The interactions with optimisations are explained about halfway down the "Assembler Instructions with C Expression Operands" page in the documentation.

GCC doesn't try to understand any of the actual assembly inside the asm; the only thing it knows about the content is what you (optionally) tell it in the output and input operand specification and the register clobber list.

In particular, note:

An asm instruction without any output operands will be treated identically to a volatile asm instruction.

and

The volatile keyword indicates that the instruction has important side-effects [...]

So the presence of the asm inside your loop has inhibited a vectorisation optimisation, because GCC assumes it has side effects.

Solution 2:

Note that gcc vectorized the code, splitting the loop body into two parts, the first processing 16 items at a time, and the second doing the remainder later.

As Ira commented, the compiler doesn't parse the asm block, so it does not know that it's just a comment. Even if it did, it has no way of knowing what you intended. The optmized loops have the body doubled, should it put your asm in each? Would you like it that it isn't executed 1000 times? It doesn't know, so it goes the safe route and falls back to the simple single loop.

Solution 3:

I don't agree with the "gcc doesn't understand what is in the asm() block". For example, gcc can deal quite well with optimising parameters, and even re-arranging asm() blocks such that it intermingles with the generated C code. This is why, if you look at inline assembler in for example the Linux kernel, it is nearly always prefixed with __volatile__ to ensure that the compiler "doesn't move the code around". I have had gcc move my "rdtsc" around, which made my measurements of the time it took to do certain thing.

As documented, gcc treats certain types of asm() blocks as "special", and thus doesn't optimise the code either side of the block.

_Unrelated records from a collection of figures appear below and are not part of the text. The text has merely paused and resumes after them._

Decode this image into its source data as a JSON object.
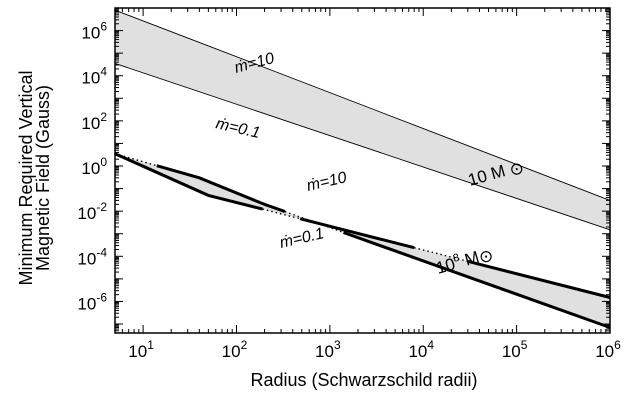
{
  "chart_data": {
    "type": "line",
    "xlabel": "Radius (Schwarzschild radii)",
    "ylabel_lines": [
      "Minimum Required Vertical",
      "Magnetic Field (Gauss)"
    ],
    "x_scale": "log",
    "y_scale": "log",
    "xlim": [
      5,
      1000000
    ],
    "ylim": [
      4e-08,
      10000000
    ],
    "x_tick_labels": [
      {
        "value": 10,
        "base": "10",
        "exp": "1"
      },
      {
        "value": 100,
        "base": "10",
        "exp": "2"
      },
      {
        "value": 1000,
        "base": "10",
        "exp": "3"
      },
      {
        "value": 10000,
        "base": "10",
        "exp": "4"
      },
      {
        "value": 100000,
        "base": "10",
        "exp": "5"
      },
      {
        "value": 1000000,
        "base": "10",
        "exp": "6"
      }
    ],
    "y_tick_labels": [
      {
        "value": 1000000,
        "base": "10",
        "exp": "6"
      },
      {
        "value": 10000,
        "base": "10",
        "exp": "4"
      },
      {
        "value": 100,
        "base": "10",
        "exp": "2"
      },
      {
        "value": 1,
        "base": "10",
        "exp": "0"
      },
      {
        "value": 0.01,
        "base": "10",
        "exp": "-2"
      },
      {
        "value": 0.0001,
        "base": "10",
        "exp": "-4"
      },
      {
        "value": 1e-06,
        "base": "10",
        "exp": "-6"
      }
    ],
    "bands": [
      {
        "mass_label_base": "10 M",
        "mass_label_exp": "",
        "fill": "#e0e0e0",
        "upper": {
          "annotation": "ṁ=10",
          "line_width": 0.9,
          "points": [
            [
              5,
              8000000
            ],
            [
              40,
              300000
            ],
            [
              1000000,
              0.03
            ]
          ]
        },
        "lower": {
          "annotation": "ṁ=0.1",
          "line_width": 0.9,
          "points": [
            [
              5,
              35000
            ],
            [
              1000000,
              0.0015
            ]
          ]
        }
      },
      {
        "mass_label_base": "10",
        "mass_label_exp": "8",
        "mass_label_suffix": " M",
        "fill": "#e0e0e0",
        "upper": {
          "annotation": "ṁ=10",
          "line_width": 3,
          "points": [
            [
              5,
              3.5
            ],
            [
              50,
              0.05
            ],
            [
              1000000,
              1.5e-06
            ]
          ],
          "dotted_segments": [
            [
              190,
              480
            ],
            [
              8000,
              30000
            ]
          ]
        },
        "lower": {
          "annotation": "ṁ=0.1",
          "line_width": 3,
          "points": [
            [
              5,
              3.5
            ],
            [
              40,
              0.3
            ],
            [
              200,
              0.02
            ],
            [
              1000000,
              7e-08
            ]
          ],
          "dotted_segments": [
            [
              5,
              14
            ],
            [
              330,
              1400
            ]
          ]
        }
      }
    ],
    "grid": false,
    "colors": {
      "band_fill": "#e0e0e0",
      "line": "#000000"
    }
  }
}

That's not to say that gcc won't, sometimes, get confused by inline assembler blocks, or simply decide to give up on some particular optimisation because it can't follow the consequences of the assembler code, etc, etc. More importantly, it can often get confused by missing clobber tags - so if you have some instruction like cpuid that changes the value of EAX-EDX, it but you wrote the code so that it only uses EAX, the compiler may store things in EBX, ECX and EDX, and then your code acts very strange when these registers are overwritten... If you are lucky, it crashes immediately - then it's easy to figure out what goes on. But if you are unlucky, it crashes way down the line... Another tricky one is the divide instruction that give a second result in edx. If you don't care about the modulo, it's easy to forget that EDX was changed.